Letters	English Phonetic Description	Represented By
B, F, P, V	labials and labio-dentals	1
C, G, J, K, Q, S, X, Z	gutterals and sibilants	2
D, T	dental-mutes	3
L	palatal-fricative	4
M, N	labio-nasal and lingua-nasal	5
R	dental fricative	6

The resulting value is padded with zeros, if necessary. Here are some simple examples. The words "Two," "To," and "Too" all have the same pronunciation. I'll pass each to the Soundex function:

 SELECT SOUNDEX('Two') SELECT SOUNDEX ('To') SELECT SOUNDEX ('Too')

The result is the same for each word, T000, as shown in Figure 11-1.

image from book
Figure 11-1:

Because there are no consonants after the "T," zeros are added. This happens to be the same value returned for Tea, Tee, Tow, Toe, and Toy. Using a more complex word, the result is more precise. For example, the Soundex value for the word "Microsoft" is M262: 2 for C, 6 for R, and 2 for S.

Try a few different words.
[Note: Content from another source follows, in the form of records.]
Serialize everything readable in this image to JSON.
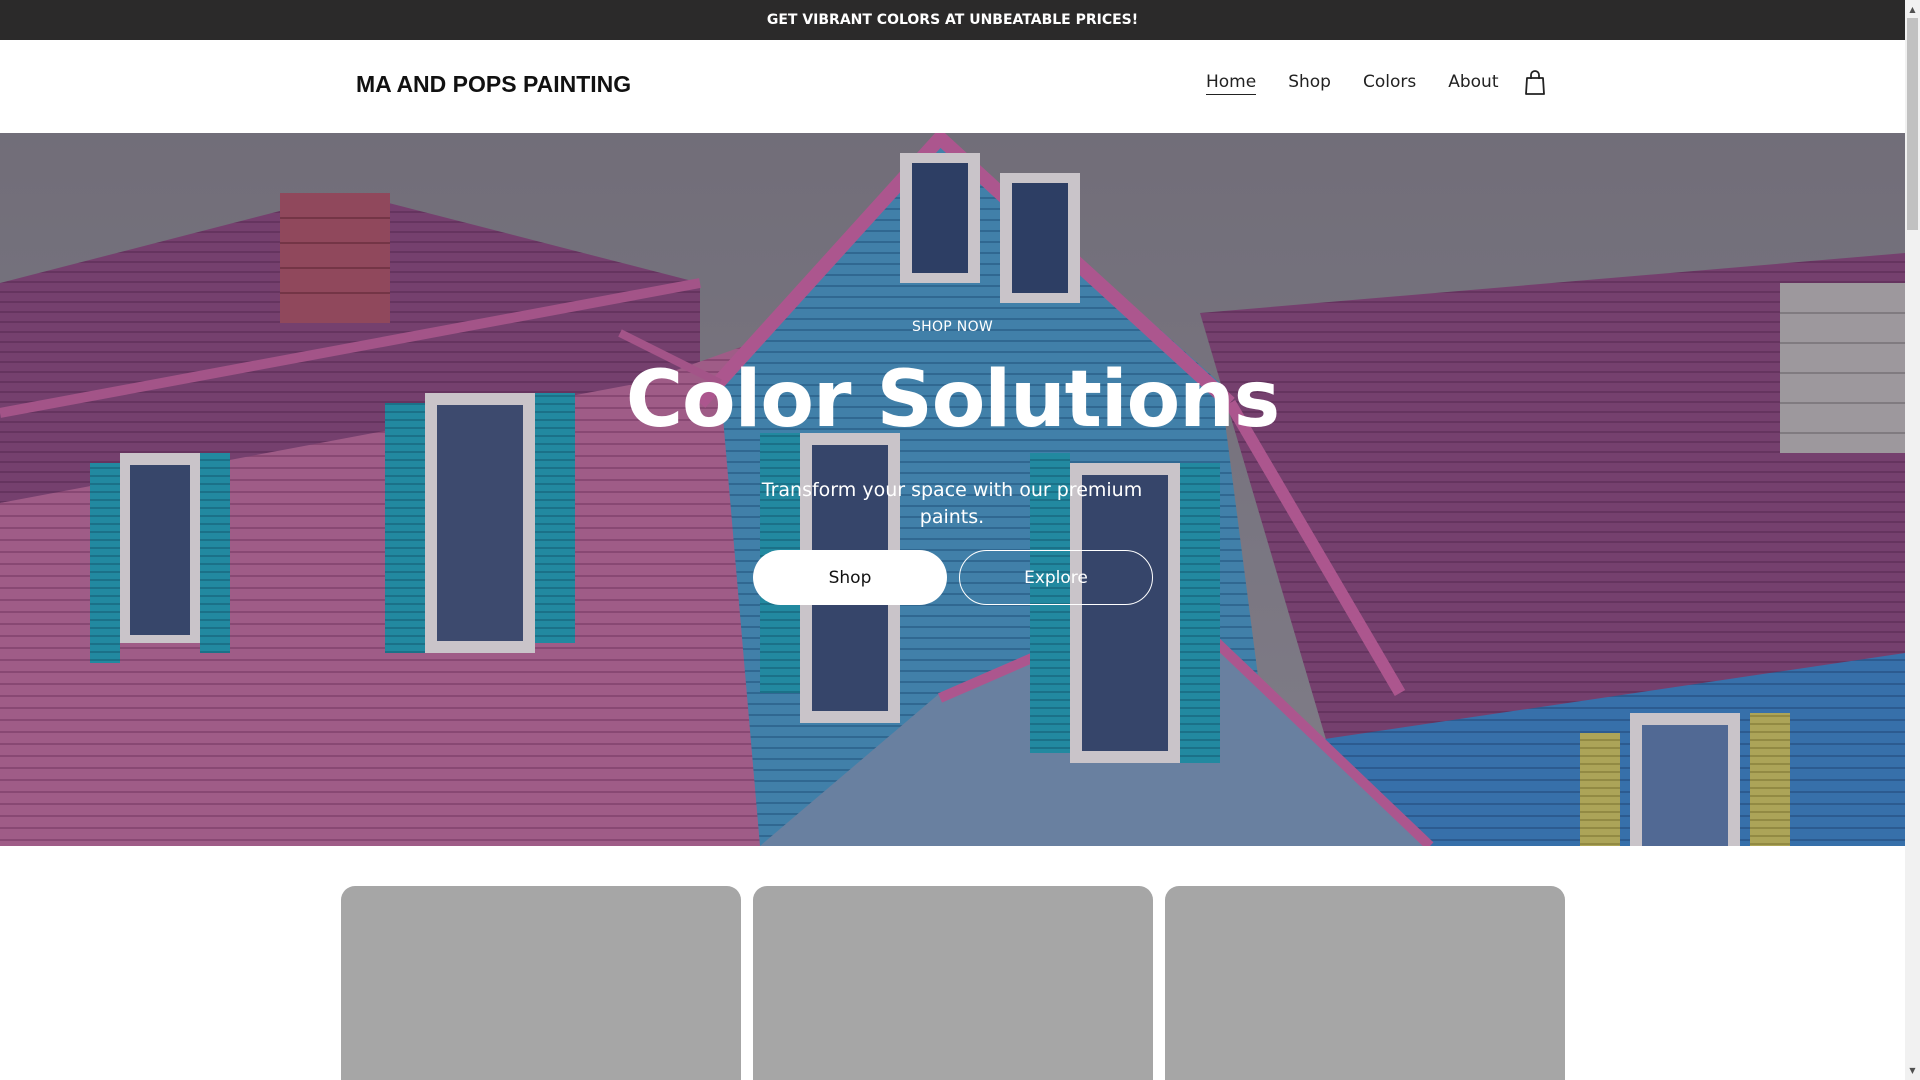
{
  "announcement": {
    "text": "GET VIBRANT COLORS AT UNBEATABLE PRICES!"
  },
  "header": {
    "brand": "MA AND POPS PAINTING",
    "nav": [
      {
        "label": "Home",
        "active": true
      },
      {
        "label": "Shop",
        "active": false
      },
      {
        "label": "Colors",
        "active": false
      },
      {
        "label": "About",
        "active": false
      }
    ],
    "cart_icon": "shopping-bag-icon"
  },
  "hero": {
    "eyebrow": "SHOP NOW",
    "title": "Color Solutions",
    "subtitle": "Transform your space with our premium paints.",
    "primary_button": "Shop",
    "secondary_button": "Explore",
    "image": "pink-and-blue-painted-house"
  },
  "cards": [
    {
      "label": ""
    },
    {
      "label": ""
    },
    {
      "label": ""
    }
  ],
  "colors": {
    "announcement_bg": "#2b2a2a",
    "card_placeholder": "#a6a6a6",
    "house_pink": "#c96fa6",
    "house_blue": "#3f8fd0",
    "shutter_teal": "#2bb7c6"
  }
}
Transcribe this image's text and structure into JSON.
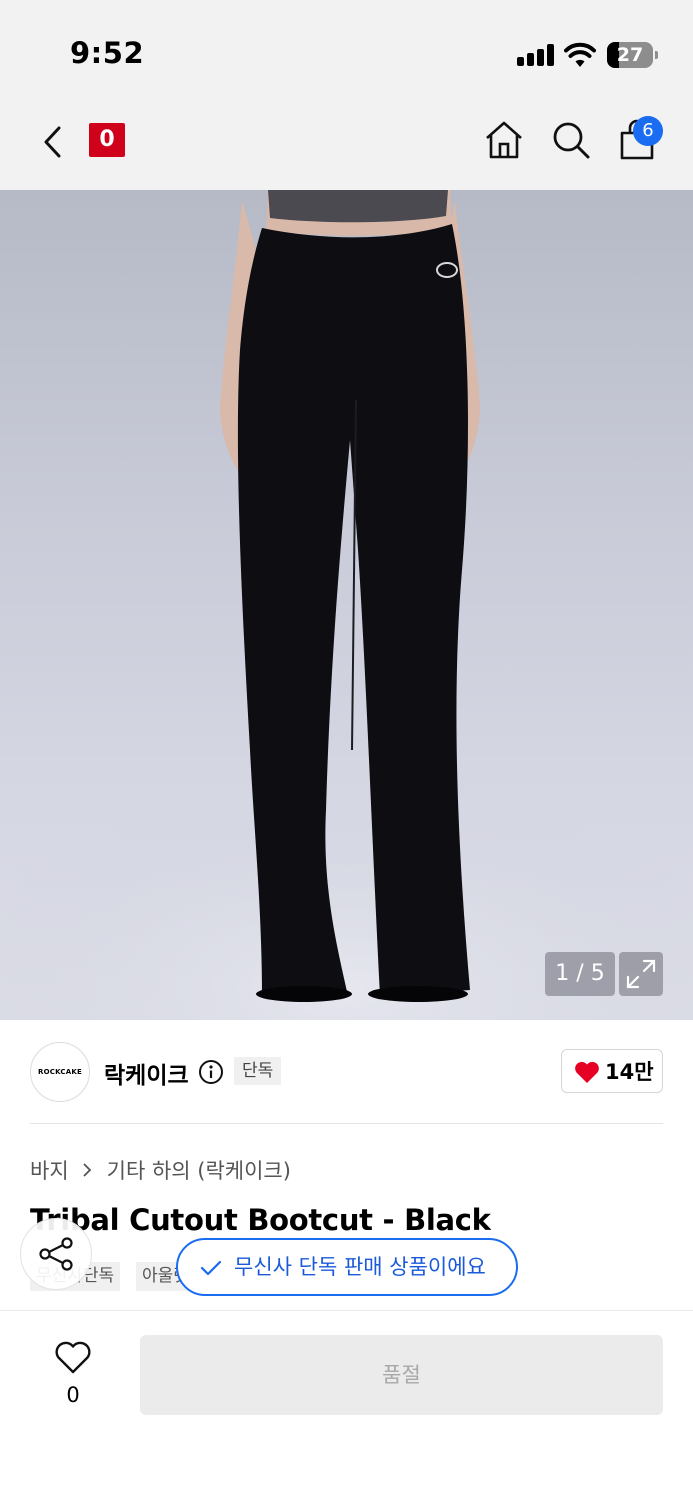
{
  "status_bar": {
    "time": "9:52",
    "battery": "27",
    "battery_level": 0.27
  },
  "nav": {
    "brand_logo_text": "0",
    "cart_count": "6"
  },
  "image": {
    "counter": "1 / 5"
  },
  "brand": {
    "avatar_text": "ROCKCAKE",
    "name": "락케이크",
    "exclusive_badge": "단독",
    "like_count": "14만"
  },
  "breadcrumb": {
    "category": "바지",
    "subcategory": "기타 하의 (락케이크)"
  },
  "product": {
    "title": "Tribal Cutout Bootcut - Black",
    "tags": [
      "무신사단독",
      "아울렛"
    ]
  },
  "toast": {
    "text": "무신사 단독 판매 상품이에요"
  },
  "bottom": {
    "wish_count": "0",
    "soldout_label": "품절"
  },
  "colors": {
    "accent_blue": "#1a6cf0",
    "brand_red": "#d0021b",
    "heart_red": "#e60023"
  }
}
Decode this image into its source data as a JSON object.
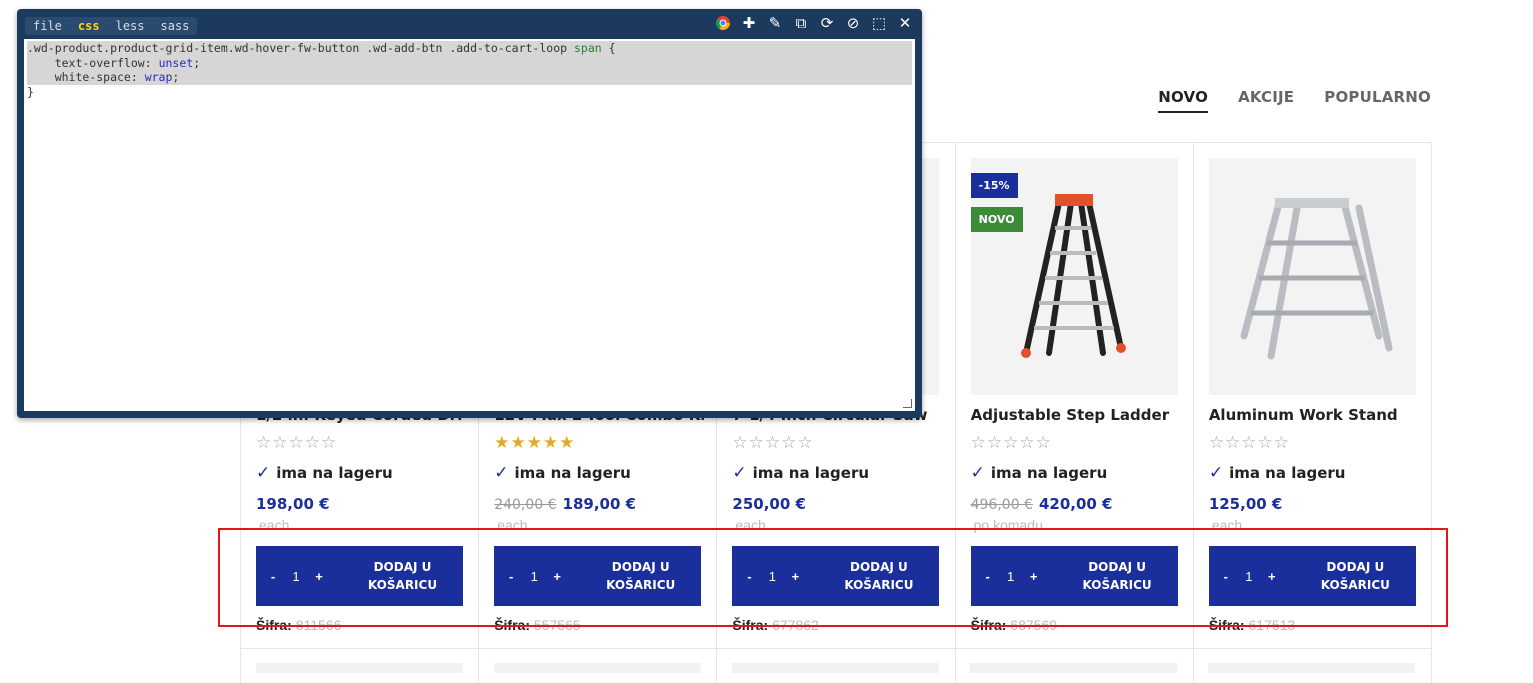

Generally, I've found this to work reasonably well for comparing the closeness of words, but using the Soundex function for this purpose is not an exact science. For example, the word Seattle has a Soundex value of S340, which is the same for the word Settle. However, the word Subtle has a Soundex value of S134 because the algorithm missed the fact that the B is silent. This confirms what I've known all along, that people from Seattle are not very subtle.

The SOUNDEX() function returns a character string. With the exception of an exact match, you would need to parse this string and convert the numeric value to a numeric type. This would allow you to make quantitative comparisons. In this example, I use variables to hold the input and output values. The SOUNDEX() function output is parsed using the SUBSTRING() function to return only the numerical value. The difference is calculated and converted to a positive value using the ABS() function. Using this approach, I'll compare Redmond and Renton, two neighboring Washington State cities that many people (including my wife) often confuse:

 ECLARE @Word1 VarChar(100) DECLARE @Word2 VarChar(100) DECLARE @Value1 Int DECLARE @Value2 Int DECLARE @SoundexDiff Int SET @Word1 = ‘Redmond’ SET @Word2 = ‘Renton’ SELECT @Value1 = CONVERT(Int, SUBSTRING(SOUNDEX(@Word1), 2, 3)) SELECT @Value2 = CONVERT(Int, SUBSTRING(SOUNDEX(@Word2), 2, 3)) SET @SoundexDiff = ABS(@Value1 - @Value2) PRINT @SoundexDiff

According to the SOUNDEX() function, these two words are quite different phonetically. My query returns a difference of 180. If you don't want to go to this much work and don't need such a granular comparison, all this effort isn't necessary.

The DIFFERENCE() Function

The DIFFERENCE() function is really just a wrapper around two SOUNDEX() function calls and some business logic to compare the values. It simplifies the comparison, reducing the result to a scale from 0 to 4, where the value 4 indicates a very close or exact match.

I'll use the DIFFERENCE() function to compare the words To and Two:

 SELECT DIFFERENCE('To', 'Two')

The result is 4, indicating a very close or exact match.

Using the DIFFERENCE() function to compare Redmond with Renton, as follows,

 SELECT DIFFERENCE ('Redmond', 'Renton')

returns 3, meaning a similar but not-so-close match.